From: Issue 38

The War on Carbon

22 February, 2012

Solar pioneer Jigar Shah is out to prove that saving the world is good for business

Written by Tyler Hamilton, Editor-In-Chief

To read the full interview with Jigar Shaw, click here.

The climate fight hasn’t been easy.

International climate negotiations have proven ineffective. Environmentalists have been out-gunned by big oil and old king coal. Politicians, by and large, have lacked the will and the public support to make the difficult decisions that are needed.

Much of it is a distraction if you ask Jigar Shah, chief executive officer of Washington, D.C.-based Carbon War Room, a not-for-profit organization co-founded and backed financially by U.K. multibillionaire Richard Branson.

In Shah’s mind, one of the most effective ways to make meaningful steps toward a low-carbon economy is to harness the power of greed and use it as a force for social and environmental good. As Branson is fond of saying: saving the world is good business.

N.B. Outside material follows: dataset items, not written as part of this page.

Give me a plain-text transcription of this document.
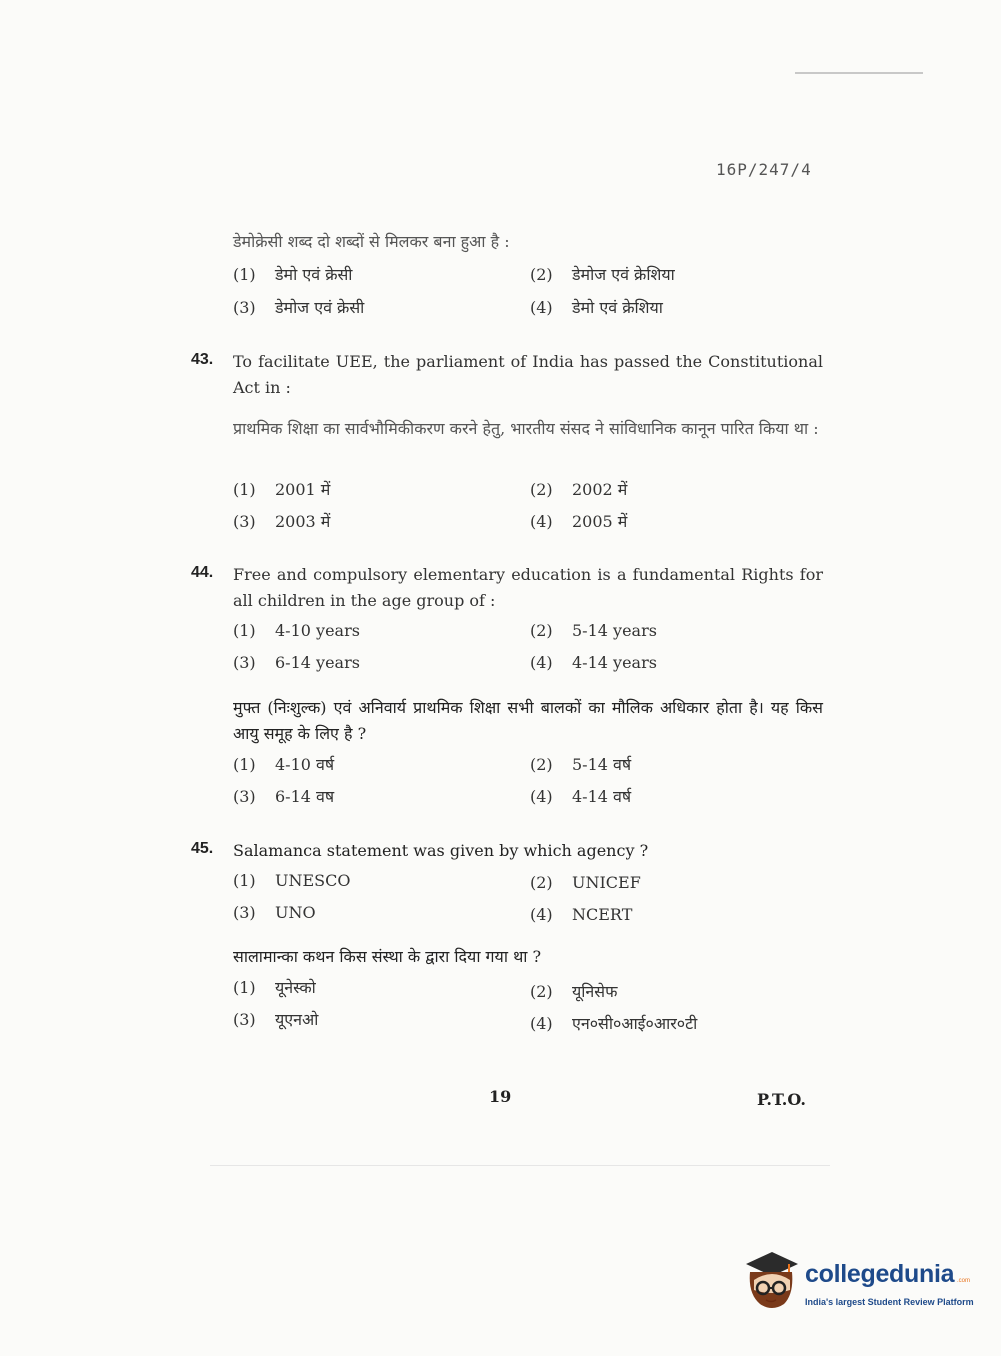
16P/247/4
डेमोक्रेसी शब्द दो शब्दों से मिलकर बना हुआ है :
(1) डेमो एवं क्रेसी	(2) डेमोज एवं क्रेशिया
(3) डेमोज एवं क्रेसी	(4) डेमो एवं क्रेशिया
43. To facilitate UEE, the parliament of India has passed the Constitutional Act in :
प्राथमिक शिक्षा का सार्वभौमिकीकरण करने हेतु, भारतीय संसद ने सांविधानिक कानून पारित किया था :
(1) 2001 में	(2) 2002 में
(3) 2003 में	(4) 2005 में
44. Free and compulsory elementary education is a fundamental Rights for all children in the age group of :
(1) 4-10 years	(2) 5-14 years
(3) 6-14 years	(4) 4-14 years
मुफ्त (निःशुल्क) एवं अनिवार्य प्राथमिक शिक्षा सभी बालकों का मौलिक अधिकार होता है। यह किस आयु समूह के लिए है ?
(1) 4-10 वर्ष	(2) 5-14 वर्ष
(3) 6-14 वष	(4) 4-14 वर्ष
45. Salamanca statement was given by which agency ?
(1) UNESCO	(2) UNICEF
(3) UNO	(4) NCERT
सालामान्का कथन किस संस्था के द्वारा दिया गया था ?
(1) यूनेस्को	(2) यूनिसेफ
(3) यूएनओ	(4) एन०सी०आई०आर०टी
19	P.T.O.
collegedunia .com
India's largest Student Review Platform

“There are only two drivers that I see behind solving climate change,” says Shah, sipping coffee at a hotel cafe in Toronto. “One is a moral driver. The other one is greed.”

The morality play hasn’t worked so well, at least among the world’s largest greenhouse-gas emitters. Both the U.S. Department of Energy and International Energy Agency say global emissions jumped six per cent in 2010 to their highest level on record. There’s no clear sign yet after two decades of international negotiations – including recent talks in Durban, South Africa – when annual emissions will peak, let alone start to fall.

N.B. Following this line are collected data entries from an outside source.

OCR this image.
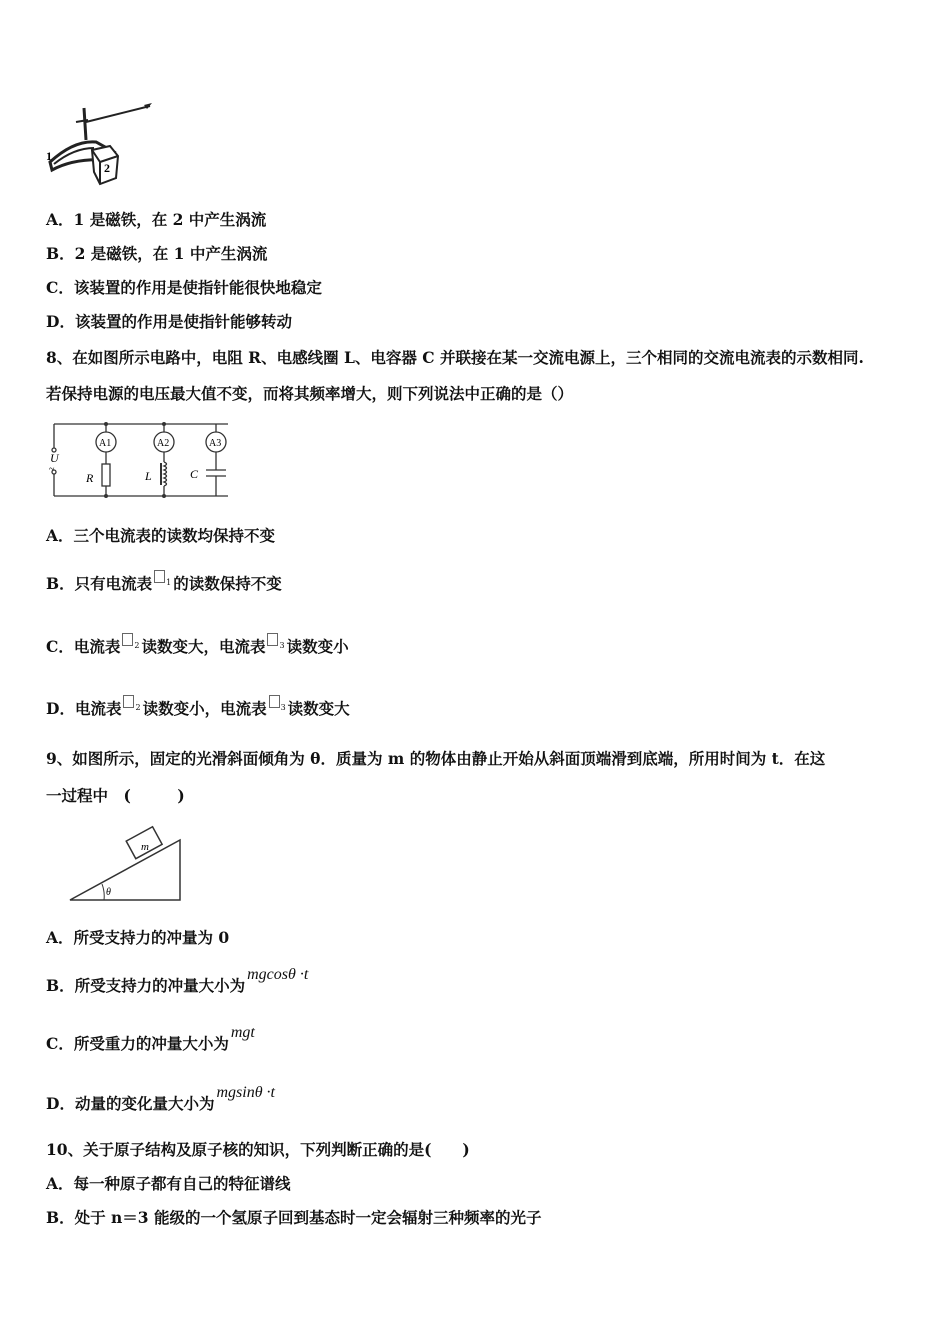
1
2
A．1 是磁铁，在 2 中产生涡流
B．2 是磁铁，在 1 中产生涡流
C．该装置的作用是使指针能很快地稳定
D．该装置的作用是使指针能够转动
8、在如图所示电路中，电阻 R、电感线圈 L、电容器 C 并联接在某一交流电源上，三个相同的交流电流表的示数相同.
若保持电源的电压最大值不变，而将其频率增大，则下列说法中正确的是（）
U
~
A1	A2	A3
R	L	C
A．三个电流表的读数均保持不变
B．只有电流表 $^1$ 的读数保持不变
C．电流表 $^2$ 读数变大，电流表 $^3$ 读数变小
D．电流表 $^2$ 读数变小，电流表 $^3$ 读数变大
9、如图所示，固定的光滑斜面倾角为 θ．质量为 m 的物体由静止开始从斜面顶端滑到底端，所用时间为 t．在这
一过程中　(　　　)
m
θ
A．所受支持力的冲量为 0
B．所受支持力的冲量大小为mgcosθ ·t
C．所受重力的冲量大小为mgt
D．动量的变化量大小为mgsinθ ·t
10、关于原子结构及原子核的知识，下列判断正确的是(　　)
A．每一种原子都有自己的特征谱线
B．处于 n＝3 能级的一个氢原子回到基态时一定会辐射三种频率的光子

Carbon War Room was founded in 2009 on the belief that the power of markets should be enlisted to effect the kinds of change – and emissions reductions – that have eluded us so far.

Shah, founder and former CEO of solar services pioneer SunEdison, was hired by Branson to lead that charge. Ask him to describe his mission and he’ll tell you there’s no shortage of the entrepreneurial spirit, innovative business models and technologies required to get us to a low-carbon world. What’s lacking are the market-based tools required to level the field, which is currently occupied by powerful high-carbon enemies.

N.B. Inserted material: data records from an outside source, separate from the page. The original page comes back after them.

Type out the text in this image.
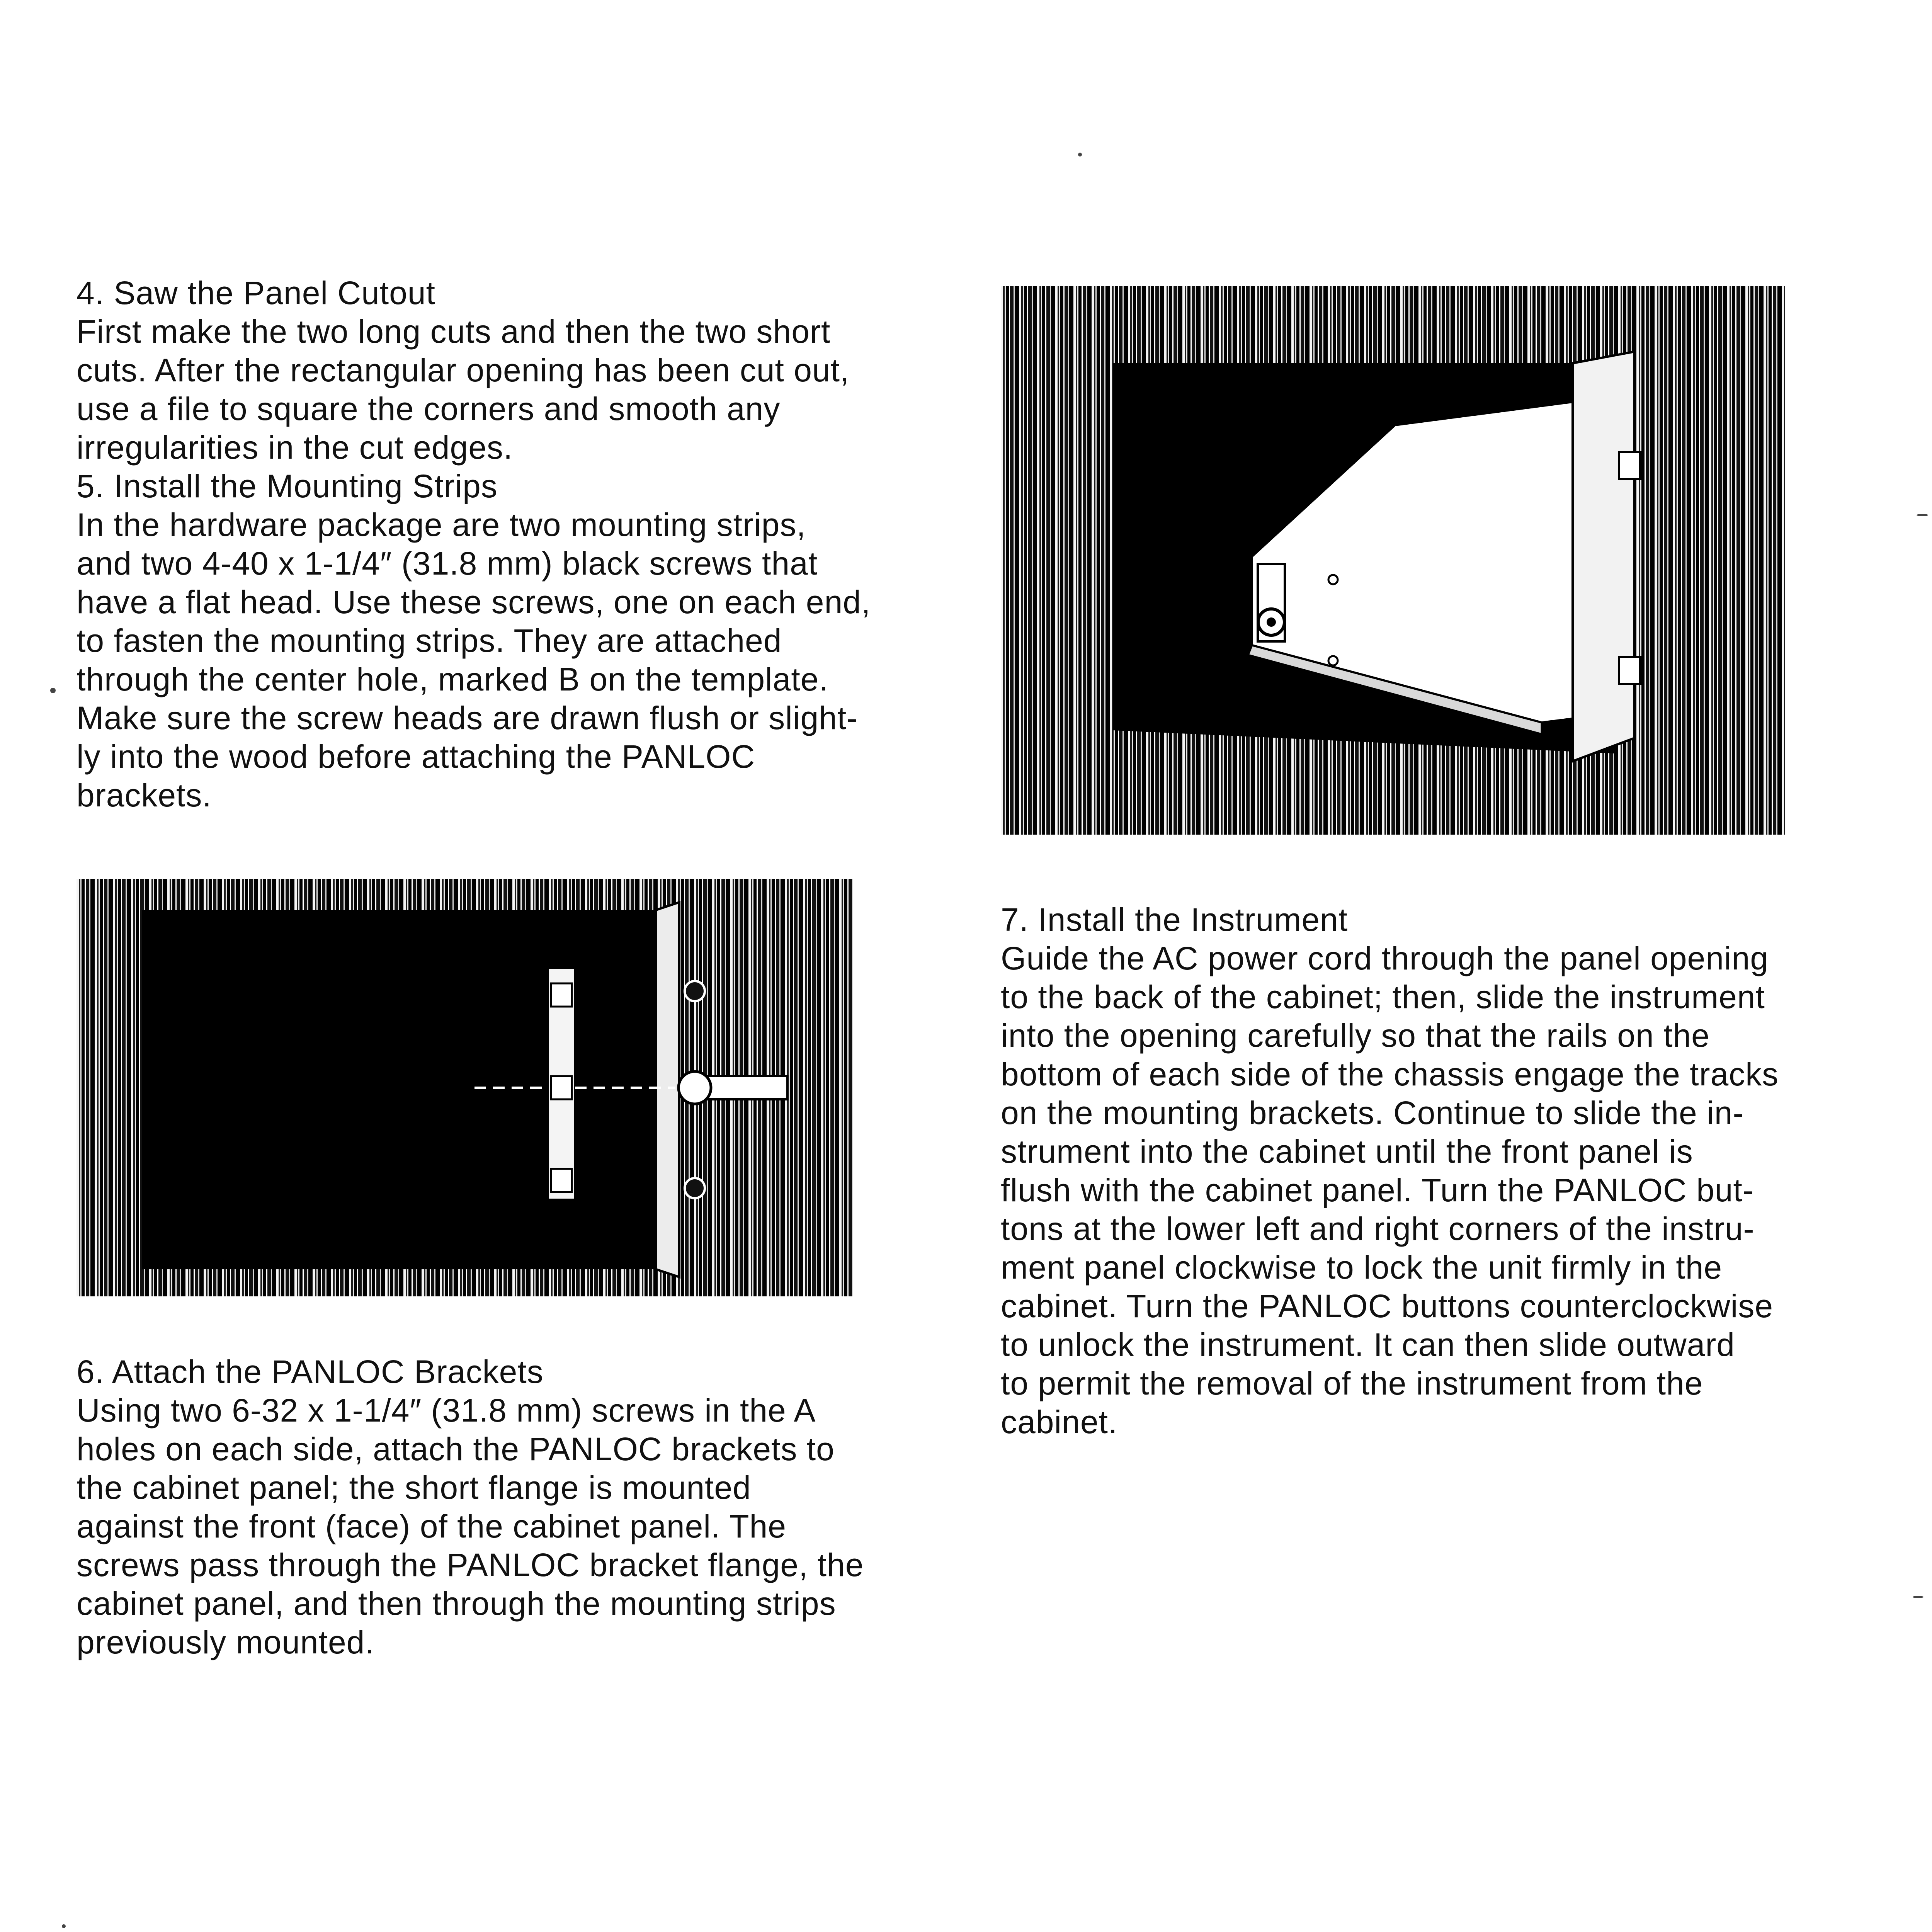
4. Saw the Panel Cutout

First make the two long cuts and then the two short

cuts. After the rectangular opening has been cut out,

use a file to square the corners and smooth any

irregularities in the cut edges.

5. Install the Mounting Strips

In the hardware package are two mounting strips,

and two 4-40 x 1-1/4″ (31.8 mm) black screws that

have a flat head. Use these screws, one on each end,

to fasten the mounting strips. They are attached

through the center hole, marked B on the template.

Make sure the screw heads are drawn flush or slight-

ly into the wood before attaching the PANLOC

brackets.

6. Attach the PANLOC Brackets

Using two 6-32 x 1-1/4″ (31.8 mm) screws in the A

holes on each side, attach the PANLOC brackets to

the cabinet panel; the short flange is mounted

against the front (face) of the cabinet panel. The

screws pass through the PANLOC bracket flange, the

cabinet panel, and then through the mounting strips

previously mounted.

7. Install the Instrument

Guide the AC power cord through the panel opening

to the back of the cabinet; then, slide the instrument

into the opening carefully so that the rails on the

bottom of each side of the chassis engage the tracks

on the mounting brackets. Continue to slide the in-

strument into the cabinet until the front panel is

flush with the cabinet panel. Turn the PANLOC but-

tons at the lower left and right corners of the instru-

ment panel clockwise to lock the unit firmly in the

cabinet. Turn the PANLOC buttons counterclockwise

to unlock the instrument. It can then slide outward

to permit the removal of the instrument from the

cabinet.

Carbon War Room’s mandate is to fill information gaps, reduce transaction costs and support creative financial products as part of a coordinated effort to achieve gigaton-scale emissions reductions in key market segments – or what it calls “theatres of war” – with the biggest potential to effect change.

“Ultimately, moving capital is the metric by which we will determine whether we’ve been successful or not,” Shah says.

The approach has been effective. One of Shah’s first battles was with the shipping industry, which accounts for more than three per cent of global emissions and has huge potential for fuel-efficiency gains.

Vessel purchasers, charterers and cargo owners haven’t historically taken fuel economy or CO2 output of ships into account, partly because there was a significant dearth of reliable information on which to base decision making.

But with such information, a cargo owner is empowered to seek out higher-efficiency vessels as part of efforts to reduce the carbon footprint of supply chains. This, in turn, will convince more ship owners over time to take vessel efficiency more seriously.

“We filled that gap by publishing the fuel-economy readings of 95 per cent of all the ships in the world on a website,” says Shah, referring to Carbon War Room’s site shippingefficiency.org. Launched a year ago, it rates roughly 60,000 of the world’s existing container ships, tankers, bulk carriers, cargo ships, cruise ships and ferries.